Applicability of Food Monitoring Data for Assessing Relative Exposure Contributions of Pyrethroids in Retrospective Human Biomonitoring Risk Estimations

Abstract

The use of pyrethroids is very broad and shows increasing trends. Human biomonitoring studies represent the best approach for realistic risk estimations, but their interpretation requires a tiered approach. A previous HBM4EU study indicated levels in European children groups just around the threshold for concern, requiring further refinement. The main difficulty is that several pyrethroids with different toxicity potencies generate the same urinary metabolites. As diet is the main pyrethroid source for the general population, EU food monitoring data reported by EFSA have been used to estimate the relative contribution of each pyrethroid. The main contributors were cypermethrin for DCCA and 3-PBA and lambda-cyhalothrin for CFMP. Urinary levels predicted from food concentration according to the EFSA diets were mostly within the range of measured levels, except 3-PBA and CFMP levels in children, both below measured levels. The predicted lower levels for 3-PBA can be explained by the very low Fue value, initially proposed as conservative, but that seems to be unrealistic. The discrepancies for CFMP are mostly for the highest percentiles and require further assessments. The refined assessments included the revision of the previously proposed human biomonitoring guidance values for the general population, HBM-GV Gen Pop, following recent toxicological reevaluations, and the estimation of hazard quotients (HQs) for each individual pyrethroid and for the combined exposure to all pyrethroids. All HQs were below 1, indicating no immediate concern, but attention is required, particularly for children, with HQs in the range of 0.2-0.3 for the highly exposed group. The application of probabilistic methods offers assessments at the population level, addressing the variability in exposure and risk and providing relevant information for Public Health impact assessments and risk management prioritization.

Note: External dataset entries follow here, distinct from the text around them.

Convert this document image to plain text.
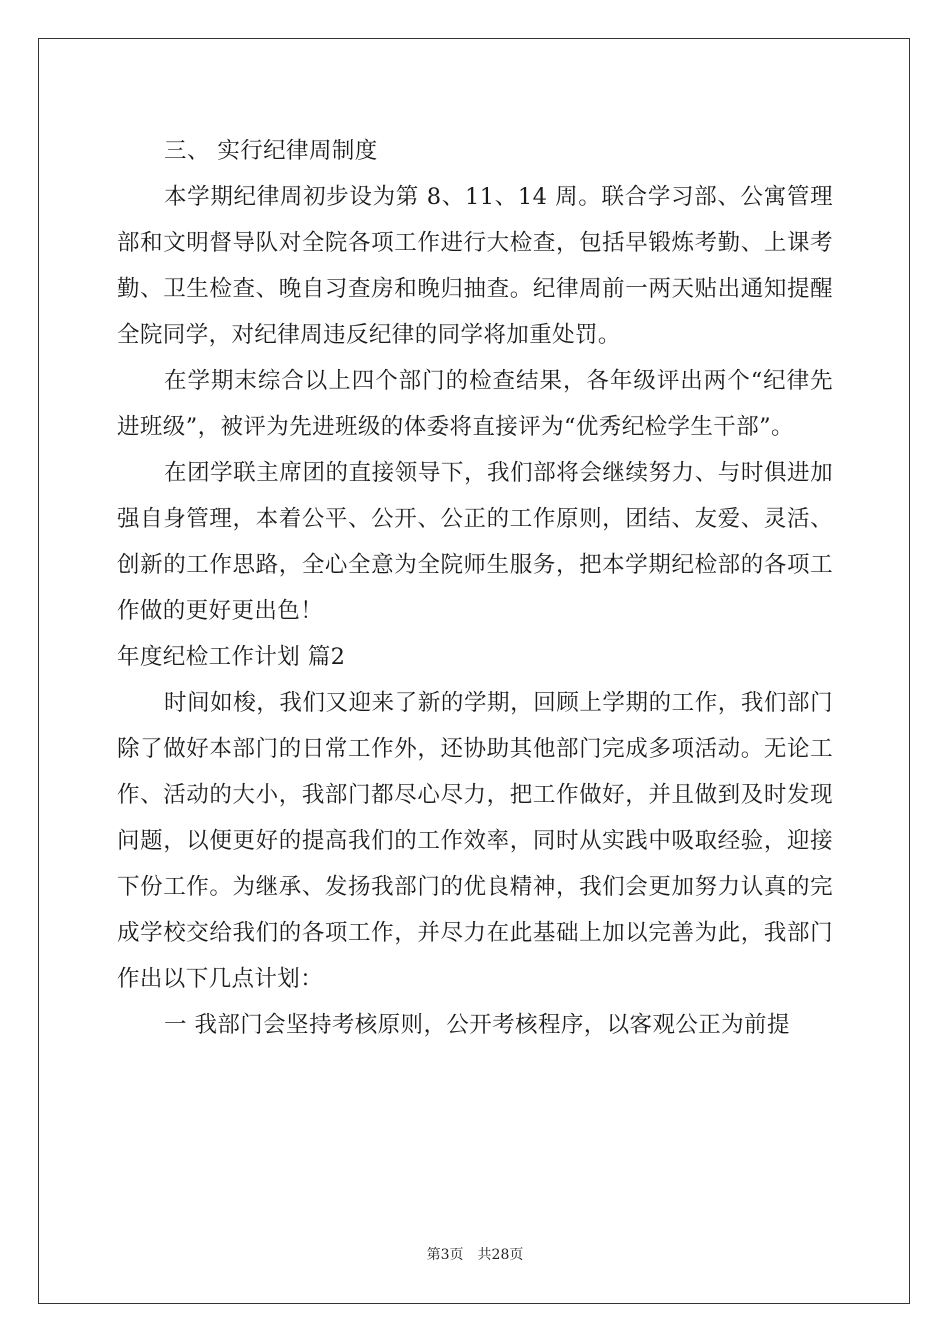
三、 实行纪律周制度

本学期纪律周初步设为第 8、11、14 周。联合学习部、公寓管理部和文明督导队对全院各项工作进行大检查，包括早锻炼考勤、上课考勤、卫生检查、晚自习查房和晚归抽查。纪律周前一两天贴出通知提醒全院同学，对纪律周违反纪律的同学将加重处罚。

在学期末综合以上四个部门的检查结果，各年级评出两个“纪律先进班级”，被评为先进班级的体委将直接评为“优秀纪检学生干部”。

在团学联主席团的直接领导下，我们部将会继续努力、与时俱进加强自身管理，本着公平、公开、公正的工作原则，团结、友爱、灵活、创新的工作思路，全心全意为全院师生服务，把本学期纪检部的各项工作做的更好更出色！

年度纪检工作计划 篇2

时间如梭，我们又迎来了新的学期，回顾上学期的工作，我们部门除了做好本部门的日常工作外，还协助其他部门完成多项活动。无论工作、活动的大小，我部门都尽心尽力，把工作做好，并且做到及时发现问题，以便更好的提高我们的工作效率，同时从实践中吸取经验，迎接下份工作。为继承、发扬我部门的优良精神，我们会更加努力认真的完成学校交给我们的各项工作，并尽力在此基础上加以完善为此，我部门作出以下几点计划：

一 我部门会坚持考核原则，公开考核程序，以客观公正为前提

第3页 共28页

Keywords: 3PBA; CFMP; CLF3CA; DBCA; DCCA; F3PBA; HBM4EU; pesticide risk; pyrethroids; urinary levels.

Figure 1

Comparison of the distribution of human urine biomonitoring data on pyrethroid metabolites from HBM4EU in adults (solid lines) with the estimations using EFSA PRIMo adult diets based on food monitoring (dotted lines).

Figure 2

Comparison of the distribution of human urine biomonitoring data on pyrethroid metabolites from HBM4EU in children (solid lines) with the estimations using EFSA PRIMo children’s diets based on food monitoring (dotted lines).

Figure 3

Comparison of 50th percentiles molar pyrethroids levels in the different HBM4EU populations estimated from two the selective (DDCA or CFMP) and common (3-PBA) metabolites.

Figure 4

Refined total risk estimations for the aggregate exposure to pyrethroids for the aggregated HBM4EU data.

Figure 5

Estimated contributions of each pyrethroid for the HBM4EU Belgian children group (A) total aggregated and individual HQs. (B) Probabilistic distribution of the measured 3-PBA levels and estimated distributions for each contributing pyrethroid.